Election Day

The Constitution (Article II, Section 1) provides that "Congress shall determine the Time of choosing the Electors, and the Day on which they shall give their votes; which Day shall be the same throughout the United States." In 1792, Congress established legislation making the first Wednesday in December as the day on which presidential electors were to assemble and vote, and further required that the States appoint electors within 34 days prior to the date set for the electors to vote. In 1845, Congress established legislation providing a uniform date for the choice of electors in all states, establishing "Tuesday next after the first Monday in the month of November of the year in which they are to be appointed."  The last Presidential election was held on November 6, 2012. The nation went to the polls and re-elected the 44th President of the United States, Barack Obama.

Why November?

The decision to create a single day for the selection of Presidential electors was intended, in part, to prevent election abuses. The reason that November was chosen was that the United States was largely a rural and agrarian nation. Since the harvesting of crops was normally completed by this time, farmers were free to vote. Also, since November is before the onset of winter, traveling would be easier (particularly in the northern states that experienced harsh winter weather).

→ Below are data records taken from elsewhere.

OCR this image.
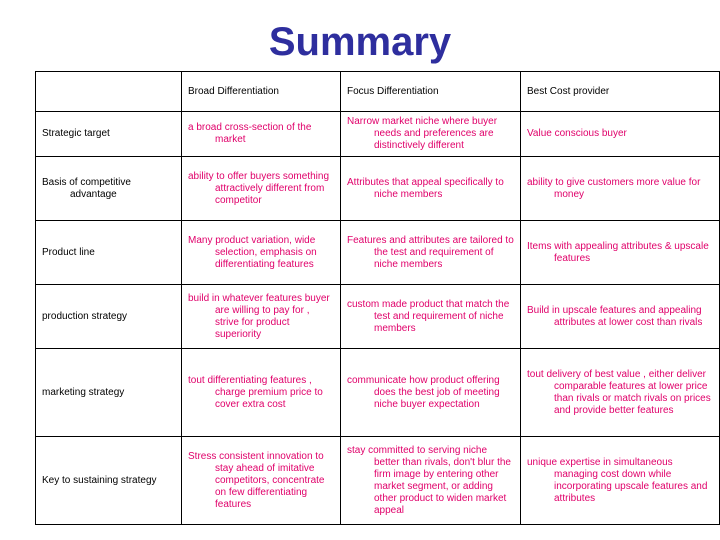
Summary
	Broad Differentiation	Focus Differentiation	Best Cost provider
Strategic target	a broad cross-section of the market	Narrow market niche where buyer needs and preferences are distinctively different	Value conscious buyer

Basis of competitive advantage	ability to offer buyers something attractively different from competitor	Attributes that appeal specifically to niche members	ability to give customers more value for money

Product line	Many product variation, wide selection, emphasis on differentiating features	Features and attributes are tailored to the test and requirement of niche members	Items with appealing attributes & upscale features

production strategy	build in whatever features buyer are willing to pay for , strive for product superiority	custom made product that match the test and requirement of niche members	Build in upscale features and appealing attributes at lower cost than rivals

marketing strategy	tout differentiating features , charge premium price to cover extra cost	communicate how product offering does the best job of meeting niche buyer expectation	tout delivery of best value , either deliver comparable features at lower price than rivals or match rivals on prices and provide better features

Key to sustaining strategy	Stress consistent innovation to stay ahead of imitative competitors, concentrate on few differentiating features	stay committed to serving niche better than rivals, don't blur the firm image by entering other market segment, or adding other product to widen market appeal	unique expertise in simultaneous managing cost down while incorporating upscale features and attributes
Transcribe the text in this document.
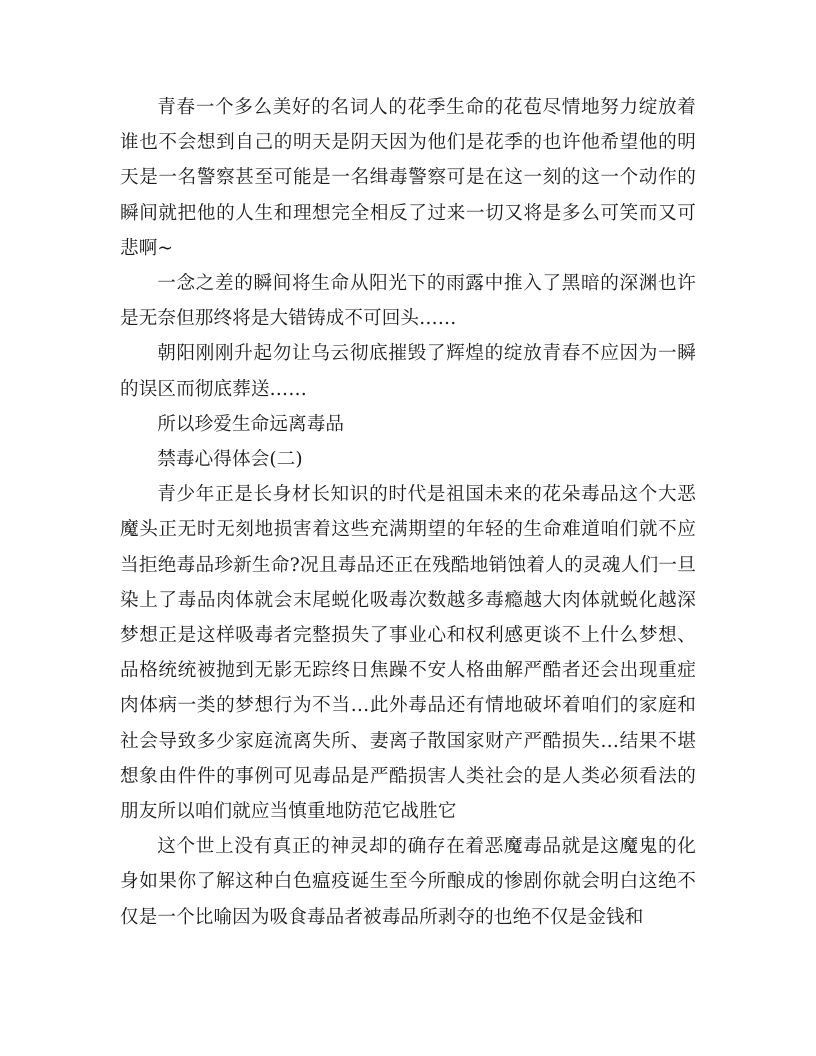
青春一个多么美好的名词人的花季生命的花苞尽情地努力绽放着谁也不会想到自己的明天是阴天因为他们是花季的也许他希望他的明天是一名警察甚至可能是一名缉毒警察可是在这一刻的这一个动作的瞬间就把他的人生和理想完全相反了过来一切又将是多么可笑而又可悲啊~

一念之差的瞬间将生命从阳光下的雨露中推入了黑暗的深渊也许是无奈但那终将是大错铸成不可回头……

朝阳刚刚升起勿让乌云彻底摧毁了辉煌的绽放青春不应因为一瞬的误区而彻底葬送……

所以珍爱生命远离毒品

禁毒心得体会(二)

青少年正是长身材长知识的时代是祖国未来的花朵毒品这个大恶魔头正无时无刻地损害着这些充满期望的年轻的生命难道咱们就不应当拒绝毒品珍新生命?况且毒品还正在残酷地销蚀着人的灵魂人们一旦染上了毒品肉体就会末尾蜕化吸毒次数越多毒瘾越大肉体就蜕化越深梦想正是这样吸毒者完整损失了事业心和权利感更谈不上什么梦想、品格统统被抛到无影无踪终日焦躁不安人格曲解严酷者还会出现重症肉体病一类的梦想行为不当…此外毒品还有情地破坏着咱们的家庭和社会导致多少家庭流离失所、妻离子散国家财产严酷损失…结果不堪想象由件件的事例可见毒品是严酷损害人类社会的是人类必须看法的朋友所以咱们就应当慎重地防范它战胜它

这个世上没有真正的神灵却的确存在着恶魔毒品就是这魔鬼的化身如果你了解这种白色瘟疫诞生至今所酿成的惨剧你就会明白这绝不仅是一个比喻因为吸食毒品者被毒品所剥夺的也绝不仅是金钱和
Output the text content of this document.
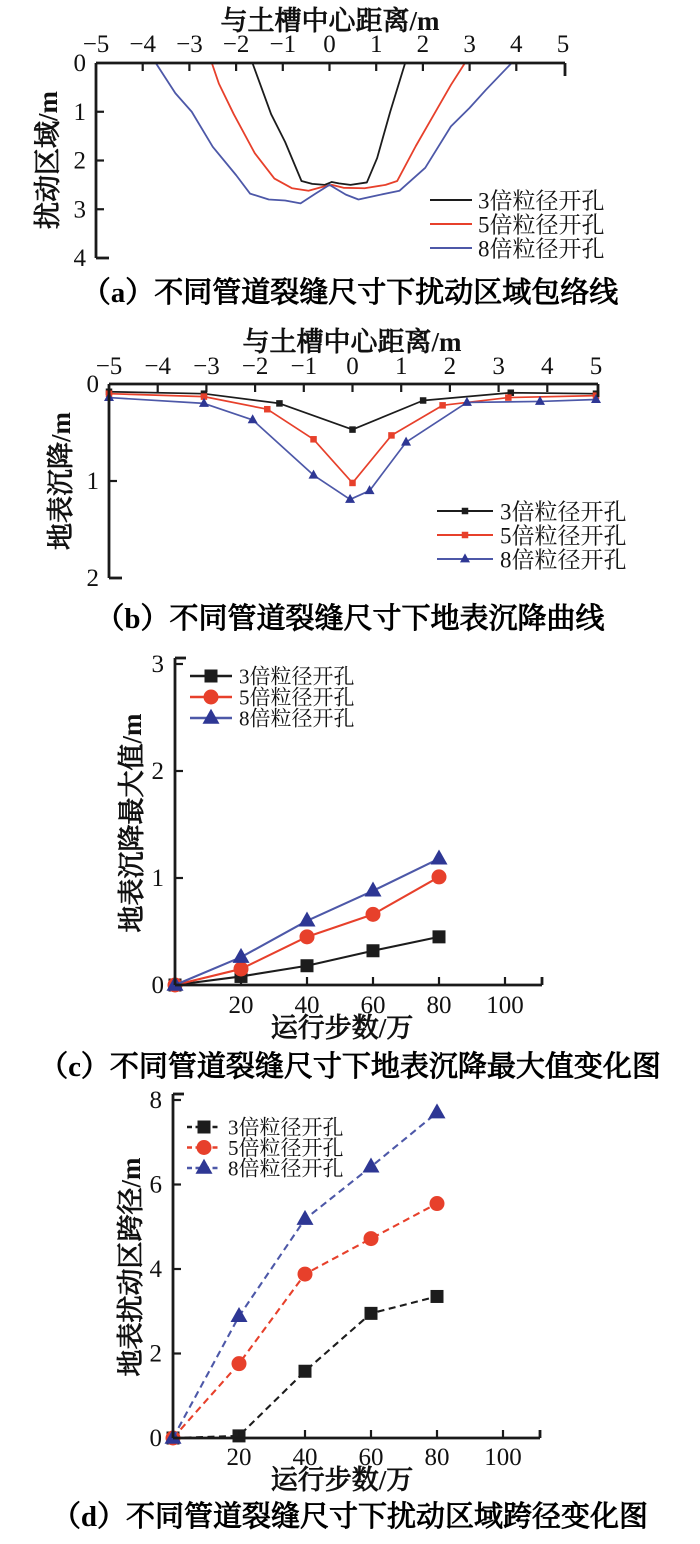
−5 −4 −3 −2 −1 0 1 2 3 4 5
0
1
2
3
4
与土槽中心距离/m
扰动区域/m	3倍粒径开孔
5倍粒径开孔
8倍粒径开孔
−5 −4 −3 −2 −1 0 1 2 3 4 5
0
1
2
与土槽中心距离/m
地表沉降/m	3倍粒径开孔
5倍粒径开孔
8倍粒径开孔
20 40 60 80 100
0
1
2
3
运行步数/万
地表沉降最大值/m
3倍粒径开孔
5倍粒径开孔
8倍粒径开孔
20 40 60 80 100
0
2
4
6
8
运行步数/万
地表扰动区跨径/m
3倍粒径开孔
5倍粒径开孔
8倍粒径开孔
（a）不同管道裂缝尺寸下扰动区域包络线
（b）不同管道裂缝尺寸下地表沉降曲线
（c）不同管道裂缝尺寸下地表沉降最大值变化图
（d）不同管道裂缝尺寸下扰动区域跨径变化图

Why Tuesday after the first Monday?

Tuesday was chosen partly because it gave a full day's travel time between Sunday, which was widely observed by religious groups as a strict day of rest (except for traveling) and voting day. Two days were given for travel to give voters the time to travel by foot or by horse to the nearest polling place, usually the county's political center (seat).

Finally, the choice of Tuesday after the first Monday was established to prevent elections from falling on the first day of the month. The first date of the month was typically reserved for court business at the county seat and would not make a good day to hold elections. By making the Tuesday following the first Monday in November election day, Congress had insured that this would not happen.